Press-Republican

November 18, 2012

Love and grief not dimmed by months or miles

By FELICIA KRIEG
Press-Republican

---- — PLATTSBURGH — Chu “Allen” Xiong’s parents returned to the North Country from China a year after their only child’s death to visit his grave and reflect on his life.

Chu and his friend Dat T. Ong, were tragically killed when a car struck them on Peasleeville Road in Peru just after 5 p.m. while the two were walking to the store from their host family’s home.

In the car were Brandon Sorrell, 17, and his girlfriend, Samatha Donah, 17; they died as well.

The quadruple fatal was among the worst accidents remembered in the North Country, and there was an outpouring of grief and support as well from around Clinton County for the families of the four teens. 

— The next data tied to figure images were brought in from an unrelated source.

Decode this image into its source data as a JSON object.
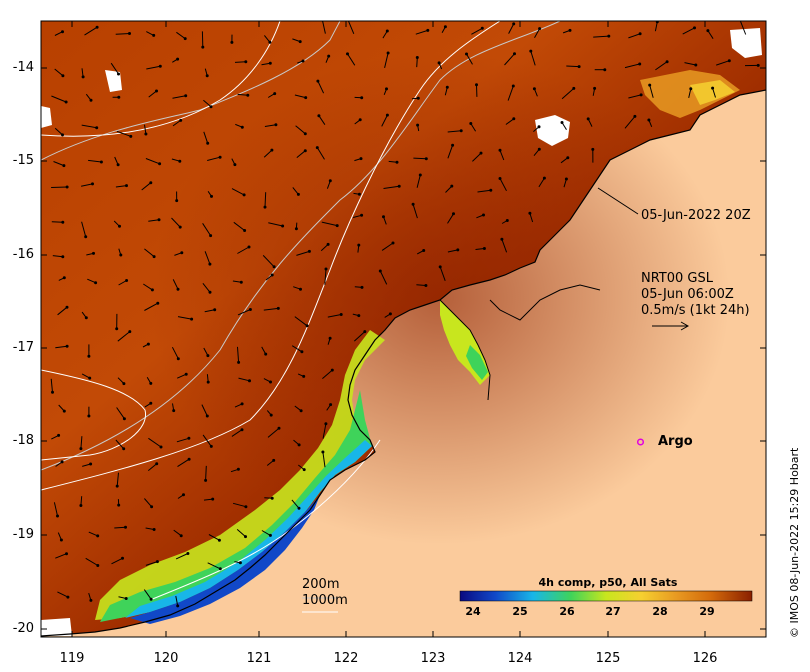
{
  "map": {
    "lat_ticks": [
      "-14",
      "-15",
      "-16",
      "-17",
      "-18",
      "-19",
      "-20"
    ],
    "lon_ticks": [
      "119",
      "120",
      "121",
      "122",
      "123",
      "124",
      "125",
      "126"
    ],
    "lat_range": [
      -20.1,
      -13.5
    ],
    "lon_range": [
      118.6,
      126.7
    ],
    "land_color": "#fbcb9c",
    "ocean_colors": [
      "#9a2a00",
      "#bb4400",
      "#d36a0b",
      "#e89a22",
      "#f6d030",
      "#c8e61e",
      "#3fd35a",
      "#18b6e8",
      "#1148c8",
      "#0a0a80"
    ]
  },
  "annotations": {
    "date_label": "05-Jun-2022 20Z",
    "current_source": "NRT00 GSL",
    "current_time": "05-Jun 06:00Z",
    "current_scale": "0.5m/s (1kt 24h)",
    "argo_label": "Argo",
    "contour_200": "200m",
    "contour_1000": "1000m",
    "credit": "© IMOS 08-Jun-2022 15:29 Hobart"
  },
  "colorbar": {
    "title": "4h comp, p50, All Sats",
    "ticks": [
      "24",
      "25",
      "26",
      "27",
      "28",
      "29"
    ],
    "colors": [
      "#0a0a80",
      "#1148c8",
      "#18b6e8",
      "#3fd35a",
      "#c8e61e",
      "#f6d030",
      "#e89a22",
      "#d36a0b",
      "#bb4400",
      "#9a2a00"
    ]
  }
}
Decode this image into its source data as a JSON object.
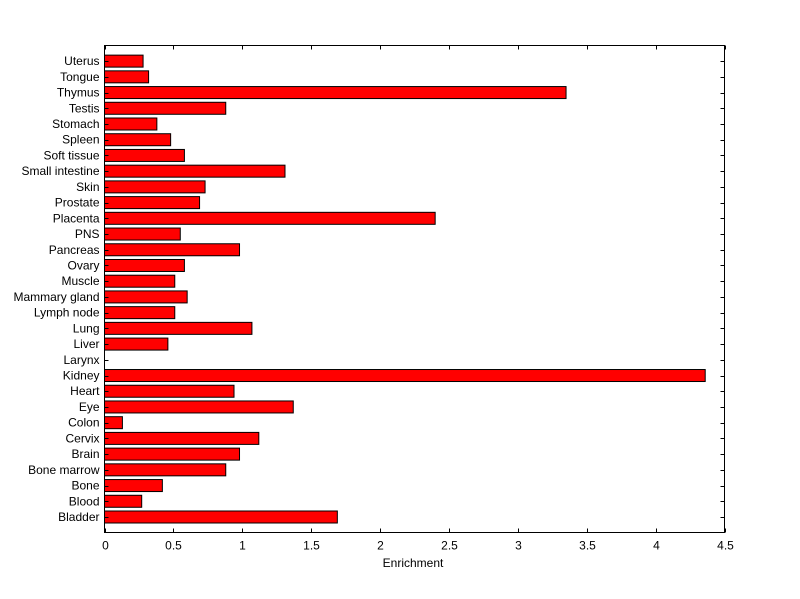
{
  "chart_data": {
    "type": "bar",
    "orientation": "horizontal",
    "title": "",
    "xlabel": "Enrichment",
    "ylabel": "",
    "xlim": [
      0,
      4.5
    ],
    "xticks": [
      "0",
      "0.5",
      "1",
      "1.5",
      "2",
      "2.5",
      "3",
      "3.5",
      "4",
      "4.5"
    ],
    "grid": false,
    "legend": "none",
    "bar_color": "#ff0000",
    "bar_edge_color": "#000000",
    "categories": [
      "Bladder",
      "Blood",
      "Bone",
      "Bone marrow",
      "Brain",
      "Cervix",
      "Colon",
      "Eye",
      "Heart",
      "Kidney",
      "Larynx",
      "Liver",
      "Lung",
      "Lymph node",
      "Mammary gland",
      "Muscle",
      "Ovary",
      "Pancreas",
      "PNS",
      "Placenta",
      "Prostate",
      "Skin",
      "Small intestine",
      "Soft tissue",
      "Spleen",
      "Stomach",
      "Testis",
      "Thymus",
      "Tongue",
      "Uterus"
    ],
    "values": [
      1.69,
      0.27,
      0.42,
      0.88,
      0.98,
      1.12,
      0.13,
      1.37,
      0.94,
      4.36,
      0.0,
      0.46,
      1.07,
      0.51,
      0.6,
      0.51,
      0.58,
      0.98,
      0.55,
      2.4,
      0.69,
      0.73,
      1.31,
      0.58,
      0.48,
      0.38,
      0.88,
      3.35,
      0.32,
      0.28
    ]
  }
}
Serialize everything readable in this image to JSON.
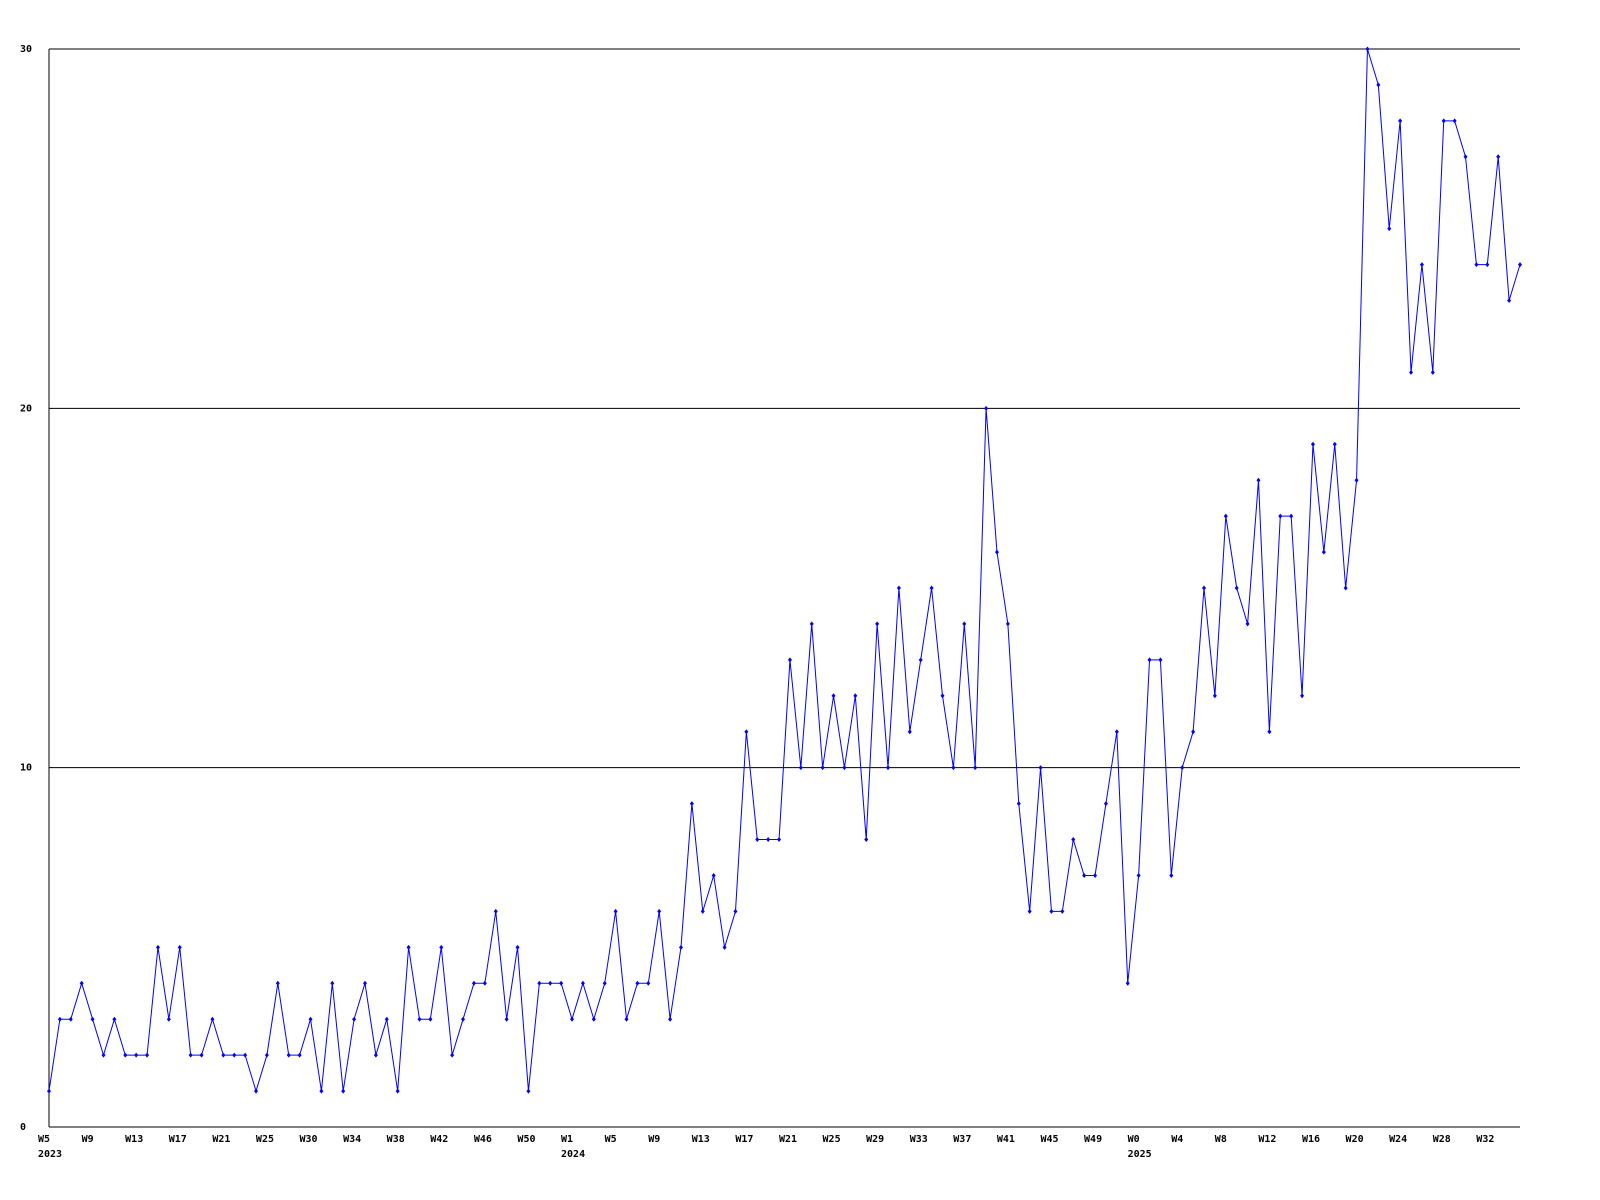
{
  "chart_data": {
    "type": "line",
    "categories": [
      "W5",
      null,
      null,
      null,
      "W9",
      null,
      null,
      null,
      "W13",
      null,
      null,
      null,
      "W17",
      null,
      null,
      null,
      "W21",
      null,
      null,
      null,
      "W25",
      null,
      null,
      null,
      "W30",
      null,
      null,
      null,
      "W34",
      null,
      null,
      null,
      "W38",
      null,
      null,
      null,
      "W42",
      null,
      null,
      null,
      "W46",
      null,
      null,
      null,
      "W50",
      null,
      null,
      null,
      "W1",
      null,
      null,
      null,
      "W5",
      null,
      null,
      null,
      "W9",
      null,
      null,
      null,
      "W13",
      null,
      null,
      null,
      "W17",
      null,
      null,
      null,
      "W21",
      null,
      null,
      null,
      "W25",
      null,
      null,
      null,
      "W29",
      null,
      null,
      null,
      "W33",
      null,
      null,
      null,
      "W37",
      null,
      null,
      null,
      "W41",
      null,
      null,
      null,
      "W45",
      null,
      null,
      null,
      "W49",
      null,
      null,
      null,
      "W0",
      null,
      null,
      null,
      "W4",
      null,
      null,
      null,
      "W8",
      null,
      null,
      null,
      "W12",
      null,
      null,
      null,
      "W16",
      null,
      null,
      null,
      "W20",
      null,
      null,
      null,
      "W24",
      null,
      null,
      null,
      "W28",
      null,
      null,
      null,
      "W32",
      null,
      null,
      null
    ],
    "year_labels": [
      "2023",
      null,
      null,
      null,
      null,
      null,
      null,
      null,
      null,
      null,
      null,
      null,
      null,
      null,
      null,
      null,
      null,
      null,
      null,
      null,
      null,
      null,
      null,
      null,
      null,
      null,
      null,
      null,
      null,
      null,
      null,
      null,
      null,
      null,
      null,
      null,
      null,
      null,
      null,
      null,
      null,
      null,
      null,
      null,
      null,
      null,
      null,
      null,
      "2024",
      null,
      null,
      null,
      null,
      null,
      null,
      null,
      null,
      null,
      null,
      null,
      null,
      null,
      null,
      null,
      null,
      null,
      null,
      null,
      null,
      null,
      null,
      null,
      null,
      null,
      null,
      null,
      null,
      null,
      null,
      null,
      null,
      null,
      null,
      null,
      null,
      null,
      null,
      null,
      null,
      null,
      null,
      null,
      null,
      null,
      null,
      null,
      null,
      null,
      null,
      null,
      "2025",
      null,
      null,
      null,
      null,
      null,
      null,
      null,
      null,
      null,
      null,
      null,
      null,
      null,
      null,
      null,
      null,
      null,
      null,
      null,
      null,
      null,
      null,
      null,
      null,
      null,
      null,
      null,
      null,
      null,
      null,
      null,
      null,
      null,
      null,
      null
    ],
    "series": [
      {
        "color": "#0000ff",
        "values": [
          1,
          3,
          3,
          4,
          3,
          2,
          3,
          2,
          2,
          2,
          5,
          3,
          5,
          2,
          2,
          3,
          2,
          2,
          2,
          1,
          2,
          4,
          2,
          2,
          3,
          1,
          4,
          1,
          3,
          4,
          2,
          3,
          1,
          5,
          3,
          3,
          5,
          2,
          3,
          4,
          4,
          6,
          3,
          5,
          1,
          4,
          4,
          4,
          3,
          4,
          3,
          4,
          6,
          3,
          4,
          4,
          6,
          3,
          5,
          9,
          6,
          7,
          5,
          6,
          11,
          8,
          8,
          8,
          13,
          10,
          14,
          10,
          12,
          10,
          12,
          8,
          14,
          10,
          15,
          11,
          13,
          15,
          12,
          10,
          14,
          10,
          20,
          16,
          14,
          9,
          6,
          10,
          6,
          6,
          8,
          7,
          7,
          9,
          11,
          4,
          7,
          13,
          13,
          7,
          10,
          11,
          15,
          12,
          17,
          15,
          14,
          18,
          11,
          17,
          17,
          12,
          19,
          16,
          19,
          15,
          18,
          30,
          29,
          25,
          28,
          21,
          24,
          21,
          28,
          28,
          27,
          24,
          24,
          27,
          23,
          24
        ]
      }
    ],
    "ylim": [
      0,
      30
    ],
    "yticks": [
      0,
      10,
      20,
      30
    ],
    "grid": true
  }
}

Dat, from Vietnam, and Chu, from China, were international students at Seton Catholic Central School in Plattsburgh. Brandon was a senior at Peru Central School, and Samantha attended Beekmantown Central.

’MISS HIM EVERY DAY’

Xiong Ze and Huang Ke said they will make the long journey from China to each year to visit their son.

For the past year, not a moment has passed when he and his wife haven’t thought of Chu, Mr. Xiong said, with the help of friend and interpreter Lanxiang Hipko of Plattsburgh.

“We miss him every day.”

Everyone who knew Chu loved him, his parents said, sitting in the lobby of Hampton Inn in Plattsburgh.

He often called and emailed them in his two months in Plattsburgh, telling his parents how much he loved attending Seton and how friendly everyone was.

Chu worked hard in school, earned excellent grades and hoped to attend Stanford University in California one day, perhaps to study science or history, Mr. Xiong said.

He wrote the words “great ambition” on a piece of paper to describe his son.

As a person separate from his studies, Chu was an intellectual who would often ponder the human psyche and the meaning of life, Mr. Xiong said. In his spare time, he enjoying playing the trombone, practicing martial arts, drawing comics and spending time outdoors.

DOVES ON HEADSTONE

By late Saturday morning, Mr. Xiong and Huang had already driven twice with Lanxiang to visit Chu’s grave in St. Peter’s Cemetery near Seton Catholic.

Doing so provided them with a sense of comfort and peacefulness.

They chose to have Chu buried far from home because they felt he would want to be laid to rest near the school he loved so much, surrounded by the teachers, religious leaders and friends to whom he was close.

Chu’s black granite headstone faces the school.

“He had a study he wanted to finish,” Mr. Xiong said.

The gravestone’s position, he said, is symbolic of Chu’s love of learning and of Seton, where he was a junior.

The white doves on the headstone symbolically connect him to his parents and extended family in China, spanning the distance, Lanxiang explained for Mr. Xiong and Huang.

Their connection to their son will never be broken, she said.

’GOD BLESS’

Mr. Xiong and Huang are moved by the support they have received from Seton and the surrounding community.

And in their time here, they have noticed that the local people show a love and concern for those around them, Mr. Xiong said through Lanxiang.

“I think Plattsburgh people are very kind and upright,” he said. 

And the staff and students at Seton show concern and love for everyone who studies there, he added.

He and his wife are forever grateful for all that has been done for them in their time of need, Mr. Xiong said.

“God bless the people of Plattsburgh.”